Raga Bairagi Bhairav: Alap by Debashish Bhattacharya from the album "Rainbow"
Raag Bhairavi (Meera Bhajan Pt 1) - "Nectar" by Kala Ramnath
Raga Rageshri Alap - "Nectar" by Kala Ramnath
Prabhati (based on Raga Gunkali) - Ravi Shankar with Yehudi Menuhin
Pangkur from "Java: The Jasmine Isle: Gamelan Music

I felt so rejuvinated! I'll play them again today to finish the practice of 10 full malas of a Sun Mantra, 5 full malas of a Saturn Mantra, and 1 full mala of a Moon Mantra. I undertook them for health reasons, and they seem to be clearing out my body.

My dreams are strange and alarmingly vivid lately. For a long while I did not remember my dreams. For the past few weeks since beginning the practice of Bound Lotus...they are life-like. Two nights ago I dreamed I was back in Jamaica on the cliffs of Negril riding a bicycle bound for 'Amrita'ville. Last night I dreamed of phallic symbols.

Sexual energy is the same energy as spiritual energy, and sometimes, in both instances, it is a little raw. I feel a little raw and angry. I'm nice to people, but that doesn't mean they should mistake my kindness for weakness. I taught a beautiful class tonight and my student were smiling and laughing when they left, but these two arrogant "seasoned yogis", as they call themselves, in the following chose to be 'catty' toward us because I ended the class five minutes late, even though there was still plenty of time for them to come in. They stuck up their noses at me, and said "Excuse me," in that snotty way women will. I've heard them judge my teaching before and say that it is not hard enough, as if Yoga were only about 'getting a yoga butt'. The sort of women who say things like, "Ah, you know I'm Level 3 now." They are just missing the whole damn boat, I think. But what do I know.

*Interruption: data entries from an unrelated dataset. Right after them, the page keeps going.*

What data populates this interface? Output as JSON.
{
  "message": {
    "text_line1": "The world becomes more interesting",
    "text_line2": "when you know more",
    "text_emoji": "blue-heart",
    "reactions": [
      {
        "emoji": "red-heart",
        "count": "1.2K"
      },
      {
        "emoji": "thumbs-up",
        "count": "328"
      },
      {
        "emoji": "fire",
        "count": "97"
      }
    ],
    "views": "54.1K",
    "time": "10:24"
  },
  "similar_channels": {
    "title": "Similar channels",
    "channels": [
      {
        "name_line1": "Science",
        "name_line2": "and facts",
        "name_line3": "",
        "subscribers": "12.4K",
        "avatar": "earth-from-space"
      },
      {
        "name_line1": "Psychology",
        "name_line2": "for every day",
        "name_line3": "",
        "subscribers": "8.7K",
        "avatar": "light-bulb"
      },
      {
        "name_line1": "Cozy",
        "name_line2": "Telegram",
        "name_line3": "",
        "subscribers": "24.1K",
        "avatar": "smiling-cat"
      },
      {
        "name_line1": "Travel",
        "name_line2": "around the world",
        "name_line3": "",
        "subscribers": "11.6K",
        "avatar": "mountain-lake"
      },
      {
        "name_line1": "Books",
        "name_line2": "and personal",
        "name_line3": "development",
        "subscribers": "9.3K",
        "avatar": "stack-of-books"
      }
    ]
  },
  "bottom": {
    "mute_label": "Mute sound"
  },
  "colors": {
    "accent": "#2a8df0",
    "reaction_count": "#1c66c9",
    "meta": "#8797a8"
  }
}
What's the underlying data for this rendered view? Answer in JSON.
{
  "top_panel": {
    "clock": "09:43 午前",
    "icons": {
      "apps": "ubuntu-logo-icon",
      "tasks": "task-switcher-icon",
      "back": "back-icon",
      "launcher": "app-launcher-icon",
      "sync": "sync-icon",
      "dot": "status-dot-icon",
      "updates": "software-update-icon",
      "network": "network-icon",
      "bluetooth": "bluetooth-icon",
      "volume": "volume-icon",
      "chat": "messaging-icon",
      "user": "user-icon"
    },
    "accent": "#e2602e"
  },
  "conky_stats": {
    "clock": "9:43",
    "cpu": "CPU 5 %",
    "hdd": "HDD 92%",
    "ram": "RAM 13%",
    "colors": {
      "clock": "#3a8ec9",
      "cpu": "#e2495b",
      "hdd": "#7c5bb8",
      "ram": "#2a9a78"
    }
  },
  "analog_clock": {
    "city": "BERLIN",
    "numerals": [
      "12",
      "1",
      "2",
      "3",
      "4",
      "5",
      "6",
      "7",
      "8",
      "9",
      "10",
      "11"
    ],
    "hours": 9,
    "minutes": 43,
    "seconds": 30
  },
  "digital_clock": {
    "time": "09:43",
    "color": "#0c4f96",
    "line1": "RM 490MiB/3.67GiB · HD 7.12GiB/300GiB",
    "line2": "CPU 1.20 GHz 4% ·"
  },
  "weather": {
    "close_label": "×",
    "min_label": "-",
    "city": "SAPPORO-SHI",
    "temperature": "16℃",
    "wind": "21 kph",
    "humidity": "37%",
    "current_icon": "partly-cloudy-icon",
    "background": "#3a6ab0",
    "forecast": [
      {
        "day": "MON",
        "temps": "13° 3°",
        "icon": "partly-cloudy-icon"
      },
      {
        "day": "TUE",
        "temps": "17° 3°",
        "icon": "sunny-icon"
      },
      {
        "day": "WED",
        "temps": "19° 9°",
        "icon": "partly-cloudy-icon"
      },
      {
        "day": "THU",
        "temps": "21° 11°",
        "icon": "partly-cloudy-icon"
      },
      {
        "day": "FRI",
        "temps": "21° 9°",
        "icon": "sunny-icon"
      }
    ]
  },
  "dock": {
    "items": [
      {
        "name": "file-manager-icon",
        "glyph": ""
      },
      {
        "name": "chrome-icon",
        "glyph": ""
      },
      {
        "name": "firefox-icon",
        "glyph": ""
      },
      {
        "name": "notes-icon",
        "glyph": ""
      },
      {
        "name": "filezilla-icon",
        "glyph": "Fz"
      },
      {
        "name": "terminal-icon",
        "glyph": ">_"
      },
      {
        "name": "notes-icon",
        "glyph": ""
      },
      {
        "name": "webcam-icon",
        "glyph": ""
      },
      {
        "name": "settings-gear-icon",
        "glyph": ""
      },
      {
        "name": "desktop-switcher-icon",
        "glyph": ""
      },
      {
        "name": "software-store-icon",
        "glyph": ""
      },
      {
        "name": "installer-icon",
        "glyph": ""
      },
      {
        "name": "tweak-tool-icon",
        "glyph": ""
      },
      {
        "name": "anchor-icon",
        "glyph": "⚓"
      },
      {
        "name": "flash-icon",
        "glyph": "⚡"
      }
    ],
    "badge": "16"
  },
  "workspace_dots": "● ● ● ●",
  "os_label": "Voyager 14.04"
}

Honestly, I wanted to be snotty right back. I wonder what Bound Lotus will bring up for me today? Should I have done the practice earlier in the day? Would I have been less likely to want to flip those women off? Honestly, speaking from my throat chakra after finishing an arduous 40-day mantra practice, there are quite a few people I'd like to flip off. But I won't.

As I prepare to sit for Bound Lotus, I am aware that my sex drive is being sublimated upwards through the practice of moola bhanda at the end of the practice. This includes the wild, unrestrained energy I've been feeling. A calmness and a sense of peace come over me like never before with this practice, and I am grateful for this practice. It is healing me in so many ways, though it is sometimes very, very hard to take.